Church of England divests from coal and tar sands
05 May 2015
On May 1, the Church of England announced it would no longer make any direct investments in any company where more than 10% of its revenues are derived from the extraction of thermal coal or the production of oil from tar sands. It is also divesting £12m worth of investments in these sectors.
This policy now applies to all investments by the Church Commissioners, Church of England Pensions Board and CBF Church of England fund. The announcement coincided with the adoption of a new climate change policy recommended by the Church's Ethical Investment Advisory Group (EIAG) that sets out how the three national investing bodies (NIBs) will support the transition to a low carbon economy.
The three NIBs have committed to increase their low carbon investments. Currently 4% of the Commissioners' portfolio is invested in sustainable forestry, and the Commissioners are the largest private owner of UK forestry.
"Climate change is already a reality. From an ethical perspective the focus of the investing bodies must be on assisting the transition to a low carbon economy," The Rev Canon Professor Richard Burridge, Deputy Chair of the EIAG and lead on the EIAG's theological process, said.
"The Church has a moral responsibility to speak and act on both environmental stewardship and justice for the world's poor who are most vulnerable to climate change. This responsibility encompasses not only the Church's own work to reduce our own carbon footprint, but also how the Church's money is invested and how we engage with companies on this vital issue."
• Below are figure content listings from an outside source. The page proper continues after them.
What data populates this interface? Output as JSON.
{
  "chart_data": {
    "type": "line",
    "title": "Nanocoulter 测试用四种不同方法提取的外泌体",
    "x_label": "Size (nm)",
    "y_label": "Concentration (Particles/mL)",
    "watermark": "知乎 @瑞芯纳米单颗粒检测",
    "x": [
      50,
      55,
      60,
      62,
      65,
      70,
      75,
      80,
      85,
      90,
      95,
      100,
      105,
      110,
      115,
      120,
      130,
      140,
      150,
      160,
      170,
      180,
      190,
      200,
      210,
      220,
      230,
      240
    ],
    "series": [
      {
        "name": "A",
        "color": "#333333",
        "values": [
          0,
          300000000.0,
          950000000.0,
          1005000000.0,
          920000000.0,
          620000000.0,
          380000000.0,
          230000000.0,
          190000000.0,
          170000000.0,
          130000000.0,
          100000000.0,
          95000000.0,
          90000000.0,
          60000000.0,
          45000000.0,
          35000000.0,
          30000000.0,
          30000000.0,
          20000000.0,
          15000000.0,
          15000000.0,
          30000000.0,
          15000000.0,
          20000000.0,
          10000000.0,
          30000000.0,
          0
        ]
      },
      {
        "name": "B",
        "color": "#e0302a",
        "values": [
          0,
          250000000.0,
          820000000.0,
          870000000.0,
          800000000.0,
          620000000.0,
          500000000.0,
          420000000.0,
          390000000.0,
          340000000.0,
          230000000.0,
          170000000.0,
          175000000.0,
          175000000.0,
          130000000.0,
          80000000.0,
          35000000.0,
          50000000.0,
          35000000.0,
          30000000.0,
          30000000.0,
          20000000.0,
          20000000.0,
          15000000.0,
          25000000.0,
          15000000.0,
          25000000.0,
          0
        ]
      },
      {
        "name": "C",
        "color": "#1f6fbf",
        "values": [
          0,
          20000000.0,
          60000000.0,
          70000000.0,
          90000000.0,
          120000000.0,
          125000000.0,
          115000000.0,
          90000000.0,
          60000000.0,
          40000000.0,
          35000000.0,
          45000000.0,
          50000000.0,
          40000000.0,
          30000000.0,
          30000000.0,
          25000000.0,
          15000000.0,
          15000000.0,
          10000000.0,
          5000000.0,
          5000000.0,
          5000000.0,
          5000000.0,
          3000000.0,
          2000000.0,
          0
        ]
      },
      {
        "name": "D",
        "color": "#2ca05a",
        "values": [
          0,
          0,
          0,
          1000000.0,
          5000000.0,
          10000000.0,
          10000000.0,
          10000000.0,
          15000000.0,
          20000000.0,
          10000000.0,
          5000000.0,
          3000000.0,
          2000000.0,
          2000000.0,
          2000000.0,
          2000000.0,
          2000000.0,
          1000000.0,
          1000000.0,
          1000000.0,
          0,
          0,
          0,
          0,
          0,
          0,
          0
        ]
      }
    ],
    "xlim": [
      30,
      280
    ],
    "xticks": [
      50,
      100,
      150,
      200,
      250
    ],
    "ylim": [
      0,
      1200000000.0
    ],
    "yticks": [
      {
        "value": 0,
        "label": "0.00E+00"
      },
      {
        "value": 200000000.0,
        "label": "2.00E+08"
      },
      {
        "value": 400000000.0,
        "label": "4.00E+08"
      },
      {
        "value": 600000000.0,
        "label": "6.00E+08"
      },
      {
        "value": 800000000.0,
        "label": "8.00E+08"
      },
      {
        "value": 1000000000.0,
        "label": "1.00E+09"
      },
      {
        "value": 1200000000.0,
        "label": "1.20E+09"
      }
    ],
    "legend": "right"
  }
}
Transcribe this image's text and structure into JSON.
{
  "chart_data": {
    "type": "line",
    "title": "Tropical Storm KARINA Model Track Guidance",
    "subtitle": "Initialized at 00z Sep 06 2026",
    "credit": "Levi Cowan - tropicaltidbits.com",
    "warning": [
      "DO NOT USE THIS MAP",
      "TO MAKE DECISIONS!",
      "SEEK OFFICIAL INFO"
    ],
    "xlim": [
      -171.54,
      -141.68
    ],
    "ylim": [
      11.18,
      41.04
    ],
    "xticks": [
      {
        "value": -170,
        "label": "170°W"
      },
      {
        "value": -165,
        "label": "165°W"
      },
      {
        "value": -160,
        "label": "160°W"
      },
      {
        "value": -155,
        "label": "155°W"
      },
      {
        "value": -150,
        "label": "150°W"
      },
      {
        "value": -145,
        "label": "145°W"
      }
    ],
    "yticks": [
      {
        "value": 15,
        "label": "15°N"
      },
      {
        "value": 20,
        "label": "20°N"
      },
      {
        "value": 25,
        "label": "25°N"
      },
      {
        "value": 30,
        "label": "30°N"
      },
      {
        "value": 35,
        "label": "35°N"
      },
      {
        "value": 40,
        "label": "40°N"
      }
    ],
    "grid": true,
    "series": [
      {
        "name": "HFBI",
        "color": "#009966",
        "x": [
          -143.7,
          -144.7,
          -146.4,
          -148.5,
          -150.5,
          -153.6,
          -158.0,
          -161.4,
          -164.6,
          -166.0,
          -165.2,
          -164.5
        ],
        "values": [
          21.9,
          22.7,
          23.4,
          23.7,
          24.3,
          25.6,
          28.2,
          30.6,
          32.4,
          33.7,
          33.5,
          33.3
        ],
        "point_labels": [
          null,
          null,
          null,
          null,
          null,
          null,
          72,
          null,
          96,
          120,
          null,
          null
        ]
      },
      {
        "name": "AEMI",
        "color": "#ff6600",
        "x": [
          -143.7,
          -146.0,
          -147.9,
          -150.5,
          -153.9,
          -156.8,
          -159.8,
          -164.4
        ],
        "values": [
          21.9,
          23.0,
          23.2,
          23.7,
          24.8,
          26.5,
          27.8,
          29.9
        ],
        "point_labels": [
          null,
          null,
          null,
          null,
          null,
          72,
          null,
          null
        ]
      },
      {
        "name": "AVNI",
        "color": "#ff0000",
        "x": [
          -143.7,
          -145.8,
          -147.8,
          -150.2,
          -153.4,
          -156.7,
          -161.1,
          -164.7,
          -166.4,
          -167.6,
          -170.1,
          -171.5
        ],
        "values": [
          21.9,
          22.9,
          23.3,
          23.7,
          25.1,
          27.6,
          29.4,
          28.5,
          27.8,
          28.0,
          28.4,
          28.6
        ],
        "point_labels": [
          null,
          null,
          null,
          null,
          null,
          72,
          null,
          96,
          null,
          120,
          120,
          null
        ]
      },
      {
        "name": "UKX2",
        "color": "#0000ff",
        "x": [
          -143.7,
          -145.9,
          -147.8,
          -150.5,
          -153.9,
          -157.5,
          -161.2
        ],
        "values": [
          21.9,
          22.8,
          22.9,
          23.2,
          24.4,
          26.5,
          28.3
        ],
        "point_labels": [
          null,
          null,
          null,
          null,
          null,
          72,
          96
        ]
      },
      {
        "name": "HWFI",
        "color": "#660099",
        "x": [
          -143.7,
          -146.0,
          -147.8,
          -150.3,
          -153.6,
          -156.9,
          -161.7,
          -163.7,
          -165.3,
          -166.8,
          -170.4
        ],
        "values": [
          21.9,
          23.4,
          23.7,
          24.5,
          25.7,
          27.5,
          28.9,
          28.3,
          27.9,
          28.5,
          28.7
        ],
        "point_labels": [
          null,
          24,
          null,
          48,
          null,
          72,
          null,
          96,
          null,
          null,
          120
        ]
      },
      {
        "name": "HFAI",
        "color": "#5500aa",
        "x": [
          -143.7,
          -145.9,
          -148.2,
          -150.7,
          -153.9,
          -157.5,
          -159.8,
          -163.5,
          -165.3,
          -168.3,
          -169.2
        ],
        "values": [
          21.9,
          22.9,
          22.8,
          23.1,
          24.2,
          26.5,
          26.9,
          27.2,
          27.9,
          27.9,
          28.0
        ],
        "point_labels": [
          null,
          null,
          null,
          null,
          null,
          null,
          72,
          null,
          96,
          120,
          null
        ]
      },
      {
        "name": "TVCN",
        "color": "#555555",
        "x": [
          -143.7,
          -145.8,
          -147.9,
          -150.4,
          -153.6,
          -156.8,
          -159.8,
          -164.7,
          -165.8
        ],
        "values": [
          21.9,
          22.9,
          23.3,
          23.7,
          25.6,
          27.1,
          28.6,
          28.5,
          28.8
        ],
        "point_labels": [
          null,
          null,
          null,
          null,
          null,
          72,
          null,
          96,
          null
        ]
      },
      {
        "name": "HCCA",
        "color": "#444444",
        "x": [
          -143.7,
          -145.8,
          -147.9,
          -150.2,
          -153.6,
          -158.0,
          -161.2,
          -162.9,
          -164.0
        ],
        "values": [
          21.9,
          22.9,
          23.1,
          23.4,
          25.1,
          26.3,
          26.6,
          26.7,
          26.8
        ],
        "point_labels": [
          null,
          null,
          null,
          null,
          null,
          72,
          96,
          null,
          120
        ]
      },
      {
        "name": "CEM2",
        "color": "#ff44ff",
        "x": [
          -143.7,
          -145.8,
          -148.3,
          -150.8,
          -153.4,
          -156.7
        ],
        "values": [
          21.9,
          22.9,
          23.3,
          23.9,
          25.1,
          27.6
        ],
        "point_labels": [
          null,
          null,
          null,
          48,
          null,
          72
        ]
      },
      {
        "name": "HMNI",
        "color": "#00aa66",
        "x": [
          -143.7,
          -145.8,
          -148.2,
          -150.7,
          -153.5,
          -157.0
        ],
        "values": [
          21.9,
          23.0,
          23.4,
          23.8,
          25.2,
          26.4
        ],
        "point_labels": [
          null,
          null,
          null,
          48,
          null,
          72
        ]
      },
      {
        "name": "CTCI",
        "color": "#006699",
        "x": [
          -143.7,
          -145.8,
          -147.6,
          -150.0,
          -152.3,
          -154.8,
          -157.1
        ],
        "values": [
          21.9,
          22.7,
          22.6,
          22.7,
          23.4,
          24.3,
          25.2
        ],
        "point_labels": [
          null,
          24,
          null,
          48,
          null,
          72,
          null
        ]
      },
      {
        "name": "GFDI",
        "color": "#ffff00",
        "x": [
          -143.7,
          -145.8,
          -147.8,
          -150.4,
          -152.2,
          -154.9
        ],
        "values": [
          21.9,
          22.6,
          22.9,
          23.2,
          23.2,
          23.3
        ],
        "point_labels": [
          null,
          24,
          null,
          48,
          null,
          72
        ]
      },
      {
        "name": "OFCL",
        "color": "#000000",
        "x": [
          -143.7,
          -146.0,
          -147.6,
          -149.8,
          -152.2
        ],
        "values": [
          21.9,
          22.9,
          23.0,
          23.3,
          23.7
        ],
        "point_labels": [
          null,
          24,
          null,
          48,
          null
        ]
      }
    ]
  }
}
Bishop Nick Holtam, the lead Bishop on the environment at the Church of England, said the move "better aligns the Church's investment practice with its belief, theology and practice".
"Climate change is the most pressing moral issue in our world. Change is happening rapidly, I therefore particularly welcome the commitment to regularly review the policy recommendations in the light of our knowledge and experience," he said.